Congressional negotiations on a substantial Coronavirus relief bill took a modest step forward on October 20, though time is running out and Senate Majority Leader Mitch McConnell, President Donald Trump’s most powerful Senate ally, is pressing the White House against going forward. Senator McConnell on October 20 told fellow Republicans that he has warned the Trump administration not to divide Republicans by sealing a lopsided $2 trillion relief deal with House Speaker Nancy Pelosi before the election — even as he publicly said he would slate any such agreement for a vote. Pelosi’s office said talks with Treasury Secretary Steven Mnuchin on October 19 and 20 were productive. However, other veteran lawmakers said there is still too much work to do and not enough time to do it to enact a relief bill by Election Day.
Senate Majority Leader Mitch McConnell made his remarks during a private lunch with fellow Republicans, three people familiar with them said, requesting anonymity because the session was private. The Kentucky Republican appears worried that an agreement between House Speaker Nancy Pelosi and Treasury Secretary Steve Mnuchin would drive a wedge between Republicans, forcing them to choose whether to support a Pelosi-blessed deal with President Donald Trump that would violate conservative positions they’ve stuck with for months. Many Republicans say they cannot vote for another Pelosi-brokered agreement. McConnell said if such a bill passed the Democratic-controlled House with Trump’s blessing, “we would put it on the floor of the Senate.” Those public remarks came after the private session with fellow Republicans.
Despite his previous dismissal of further Coronavirus relief efforts, President Donald Trump is hoping for an agreement before the election, eager to announce another round of $1,200 direct payments going out under his name, but it is increasingly evident that time has pretty much run out. If he wins, President Trump is promising relief, but if he loses, as polls indicate, it is unclear that his enthusiasm for delivering Coronavirus aid will be as strong. Recent history suggests that any post-election lame-duck session in the event of a Trump loss would not produce much. “It’s not a question of ‘íf.’ It’s a question of ‘when.’” said Senate Majority Whip John Thune of South Dakota. “We have to do more. We know that.”
House Speaker Nancy Pelosi said that she and Secretary of Treasury Steve Mnuchin remained at odds over refundable tax credits for the working poor and families with children, the size of a Democratic-sought aid package for state and local governments, and a liability shield for businesses and other organizations against lawsuits over their Coroanvirus preparations. Pelosi’s spokesman, Drew Hammill, wrote on Twitter that she and Mnuchin then spoke for 45 minutes and found “more clarity and common ground” and that “both sides are serious about finding a compromise.” The Pelosi-Mnuchin talks also involve pandemic jobless aid, the second round of $1,200 direct payments, and money for schools, testing, and vaccines.

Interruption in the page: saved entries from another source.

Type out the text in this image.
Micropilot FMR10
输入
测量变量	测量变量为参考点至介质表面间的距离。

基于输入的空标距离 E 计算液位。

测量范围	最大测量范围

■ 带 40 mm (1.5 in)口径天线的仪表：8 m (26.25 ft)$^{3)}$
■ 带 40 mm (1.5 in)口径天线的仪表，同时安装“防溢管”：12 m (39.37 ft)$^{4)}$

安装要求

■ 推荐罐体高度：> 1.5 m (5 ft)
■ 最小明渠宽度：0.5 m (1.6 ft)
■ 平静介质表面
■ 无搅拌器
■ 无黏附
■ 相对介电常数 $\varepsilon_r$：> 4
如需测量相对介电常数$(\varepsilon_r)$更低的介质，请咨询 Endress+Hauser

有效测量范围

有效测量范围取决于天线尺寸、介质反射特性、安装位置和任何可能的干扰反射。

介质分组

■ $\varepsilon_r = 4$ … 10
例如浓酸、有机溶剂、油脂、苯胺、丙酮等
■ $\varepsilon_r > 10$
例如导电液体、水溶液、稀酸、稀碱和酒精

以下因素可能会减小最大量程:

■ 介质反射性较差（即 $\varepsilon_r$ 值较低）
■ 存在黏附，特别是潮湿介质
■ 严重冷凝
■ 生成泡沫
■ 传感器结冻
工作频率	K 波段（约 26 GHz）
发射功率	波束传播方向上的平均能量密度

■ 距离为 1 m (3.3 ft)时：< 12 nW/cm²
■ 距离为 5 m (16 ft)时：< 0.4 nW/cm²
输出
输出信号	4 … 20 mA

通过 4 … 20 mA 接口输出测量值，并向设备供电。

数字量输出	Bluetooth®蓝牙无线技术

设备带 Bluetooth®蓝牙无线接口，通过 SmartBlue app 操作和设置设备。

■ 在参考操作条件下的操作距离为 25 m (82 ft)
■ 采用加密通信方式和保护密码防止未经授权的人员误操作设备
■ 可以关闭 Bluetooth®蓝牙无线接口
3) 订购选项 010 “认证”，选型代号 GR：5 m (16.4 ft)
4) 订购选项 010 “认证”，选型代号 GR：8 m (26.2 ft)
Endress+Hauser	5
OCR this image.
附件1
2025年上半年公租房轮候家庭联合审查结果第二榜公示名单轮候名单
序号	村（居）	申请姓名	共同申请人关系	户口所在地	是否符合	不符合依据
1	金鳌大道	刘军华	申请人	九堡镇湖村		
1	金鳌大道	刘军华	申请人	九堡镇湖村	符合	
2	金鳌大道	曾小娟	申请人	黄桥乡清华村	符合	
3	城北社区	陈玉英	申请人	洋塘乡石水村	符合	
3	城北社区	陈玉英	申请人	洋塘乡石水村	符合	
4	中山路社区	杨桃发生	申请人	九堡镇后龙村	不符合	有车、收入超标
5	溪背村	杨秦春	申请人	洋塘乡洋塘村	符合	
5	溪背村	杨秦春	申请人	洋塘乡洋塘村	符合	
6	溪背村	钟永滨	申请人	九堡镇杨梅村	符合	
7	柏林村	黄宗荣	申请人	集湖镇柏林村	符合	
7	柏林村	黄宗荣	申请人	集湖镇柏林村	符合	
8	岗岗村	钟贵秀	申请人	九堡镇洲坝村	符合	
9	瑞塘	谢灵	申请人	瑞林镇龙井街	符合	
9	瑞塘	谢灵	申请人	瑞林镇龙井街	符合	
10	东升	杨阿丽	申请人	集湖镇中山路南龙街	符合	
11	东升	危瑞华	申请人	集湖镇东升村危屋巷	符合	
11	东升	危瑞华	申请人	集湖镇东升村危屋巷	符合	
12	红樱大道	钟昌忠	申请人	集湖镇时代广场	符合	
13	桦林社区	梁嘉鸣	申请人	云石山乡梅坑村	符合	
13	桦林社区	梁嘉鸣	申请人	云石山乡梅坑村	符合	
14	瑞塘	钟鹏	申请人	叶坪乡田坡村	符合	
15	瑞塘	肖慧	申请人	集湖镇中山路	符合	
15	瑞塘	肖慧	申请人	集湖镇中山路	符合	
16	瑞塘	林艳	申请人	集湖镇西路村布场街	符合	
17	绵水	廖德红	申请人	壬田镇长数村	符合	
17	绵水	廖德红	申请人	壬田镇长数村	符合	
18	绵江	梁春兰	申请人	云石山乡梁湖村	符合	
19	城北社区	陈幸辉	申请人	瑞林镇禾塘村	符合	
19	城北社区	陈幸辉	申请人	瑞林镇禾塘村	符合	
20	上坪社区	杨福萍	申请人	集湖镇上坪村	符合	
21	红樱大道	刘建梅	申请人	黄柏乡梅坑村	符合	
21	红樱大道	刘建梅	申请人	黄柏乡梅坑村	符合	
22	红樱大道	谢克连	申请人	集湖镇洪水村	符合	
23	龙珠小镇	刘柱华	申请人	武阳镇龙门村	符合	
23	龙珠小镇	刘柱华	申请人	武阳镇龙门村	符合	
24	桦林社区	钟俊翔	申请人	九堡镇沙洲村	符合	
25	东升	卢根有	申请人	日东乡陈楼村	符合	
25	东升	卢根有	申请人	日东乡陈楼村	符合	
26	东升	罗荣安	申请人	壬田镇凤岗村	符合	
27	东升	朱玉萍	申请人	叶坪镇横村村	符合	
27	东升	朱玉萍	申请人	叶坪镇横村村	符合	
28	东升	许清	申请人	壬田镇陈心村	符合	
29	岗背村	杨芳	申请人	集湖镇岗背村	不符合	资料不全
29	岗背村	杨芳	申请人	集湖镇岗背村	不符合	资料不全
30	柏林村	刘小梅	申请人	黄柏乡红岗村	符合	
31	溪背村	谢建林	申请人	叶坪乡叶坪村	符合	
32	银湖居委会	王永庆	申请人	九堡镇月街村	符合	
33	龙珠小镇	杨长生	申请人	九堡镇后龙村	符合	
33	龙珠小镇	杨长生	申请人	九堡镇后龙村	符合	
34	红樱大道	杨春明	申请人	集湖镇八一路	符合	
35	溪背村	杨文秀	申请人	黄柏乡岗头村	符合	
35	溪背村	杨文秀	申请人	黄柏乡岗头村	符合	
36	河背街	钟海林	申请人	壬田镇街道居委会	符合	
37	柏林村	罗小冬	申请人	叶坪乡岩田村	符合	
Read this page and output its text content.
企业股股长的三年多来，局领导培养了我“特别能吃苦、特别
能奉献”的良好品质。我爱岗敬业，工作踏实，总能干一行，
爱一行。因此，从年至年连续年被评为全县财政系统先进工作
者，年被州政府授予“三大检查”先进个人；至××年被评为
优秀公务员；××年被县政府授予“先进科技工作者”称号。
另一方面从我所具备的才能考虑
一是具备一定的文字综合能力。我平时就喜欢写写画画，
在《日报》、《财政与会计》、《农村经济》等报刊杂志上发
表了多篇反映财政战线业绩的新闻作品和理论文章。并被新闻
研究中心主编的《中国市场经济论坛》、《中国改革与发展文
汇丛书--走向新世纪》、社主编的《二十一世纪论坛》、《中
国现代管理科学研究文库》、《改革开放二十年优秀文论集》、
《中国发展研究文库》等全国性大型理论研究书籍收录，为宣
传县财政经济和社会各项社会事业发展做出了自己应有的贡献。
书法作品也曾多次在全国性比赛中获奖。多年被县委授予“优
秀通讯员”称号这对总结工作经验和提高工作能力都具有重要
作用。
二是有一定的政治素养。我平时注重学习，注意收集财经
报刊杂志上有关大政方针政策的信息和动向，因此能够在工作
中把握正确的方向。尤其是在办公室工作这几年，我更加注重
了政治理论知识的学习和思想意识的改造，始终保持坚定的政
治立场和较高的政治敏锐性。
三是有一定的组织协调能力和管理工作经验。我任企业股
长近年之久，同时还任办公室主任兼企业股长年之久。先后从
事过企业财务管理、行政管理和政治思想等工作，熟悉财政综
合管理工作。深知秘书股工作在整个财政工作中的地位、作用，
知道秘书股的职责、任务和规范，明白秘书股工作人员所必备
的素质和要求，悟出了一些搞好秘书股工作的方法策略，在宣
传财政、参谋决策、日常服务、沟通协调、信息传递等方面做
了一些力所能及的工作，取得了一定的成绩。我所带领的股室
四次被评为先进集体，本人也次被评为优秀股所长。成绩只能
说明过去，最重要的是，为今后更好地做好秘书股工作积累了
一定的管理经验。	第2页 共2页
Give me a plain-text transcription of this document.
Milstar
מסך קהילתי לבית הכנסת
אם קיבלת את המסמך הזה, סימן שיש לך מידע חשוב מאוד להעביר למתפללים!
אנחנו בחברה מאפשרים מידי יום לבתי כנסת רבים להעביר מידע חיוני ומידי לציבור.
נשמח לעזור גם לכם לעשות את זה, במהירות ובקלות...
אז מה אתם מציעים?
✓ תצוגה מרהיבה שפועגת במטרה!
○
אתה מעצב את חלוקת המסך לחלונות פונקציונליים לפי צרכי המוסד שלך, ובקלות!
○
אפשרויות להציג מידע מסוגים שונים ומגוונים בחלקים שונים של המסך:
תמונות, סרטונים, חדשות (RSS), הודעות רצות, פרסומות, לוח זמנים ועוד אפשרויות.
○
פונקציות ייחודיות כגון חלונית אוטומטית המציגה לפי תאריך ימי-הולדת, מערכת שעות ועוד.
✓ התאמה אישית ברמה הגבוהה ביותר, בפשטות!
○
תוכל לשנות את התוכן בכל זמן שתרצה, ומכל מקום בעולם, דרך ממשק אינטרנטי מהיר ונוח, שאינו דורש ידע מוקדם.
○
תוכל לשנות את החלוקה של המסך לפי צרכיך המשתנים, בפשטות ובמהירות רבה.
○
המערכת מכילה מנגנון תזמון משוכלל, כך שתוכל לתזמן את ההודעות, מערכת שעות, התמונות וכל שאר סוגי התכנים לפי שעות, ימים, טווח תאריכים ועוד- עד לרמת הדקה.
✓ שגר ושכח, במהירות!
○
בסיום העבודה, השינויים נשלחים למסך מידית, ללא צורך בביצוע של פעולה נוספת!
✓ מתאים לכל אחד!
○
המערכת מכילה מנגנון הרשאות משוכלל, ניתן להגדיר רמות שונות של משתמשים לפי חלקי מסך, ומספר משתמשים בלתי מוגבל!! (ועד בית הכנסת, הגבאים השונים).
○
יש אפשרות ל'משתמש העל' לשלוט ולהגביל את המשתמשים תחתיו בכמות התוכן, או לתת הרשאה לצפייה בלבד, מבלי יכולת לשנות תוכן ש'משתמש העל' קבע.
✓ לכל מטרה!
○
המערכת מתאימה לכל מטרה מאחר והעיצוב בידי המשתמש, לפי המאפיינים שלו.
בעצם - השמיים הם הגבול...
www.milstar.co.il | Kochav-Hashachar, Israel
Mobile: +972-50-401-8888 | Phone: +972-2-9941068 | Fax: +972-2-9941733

House Speaker Nancy Pelosi had said October 20 was a deadline day, but clarified in an interview with Bloomberg News that the aim is to spur the two sides to exchange their best proposals on a host of unresolved issues, not to close out all of their disagreements or have final legislative language at hand. “Let’s see where we are,” Pelosi said. “We all want to get an agreement.” Time is running out, and Pelosi has instructed her committee chairs to try to iron out details, but the Senate Republican negotiators do not appear as eager as she is. “It’s getting to be toward the last minute and the clock keeps ticking away,” Senate Appropriations Chairman Richard Shelby (R-AL), said. “I’m not optimistic about doing anything.” Aides familiar with the talks say the price tag for a potential Pelosi-Mnuchin deal is inching close to $2 trillion. Senate Republicans are recoiling at both the size of the measure and Pelosi’s demands, even as President Donald Trump is beating the drums for an agreement.“I want to do it even bigger than the Democrats. Not every Republican agrees,” President Donald Trump said in a Fox News interview. “But they will.”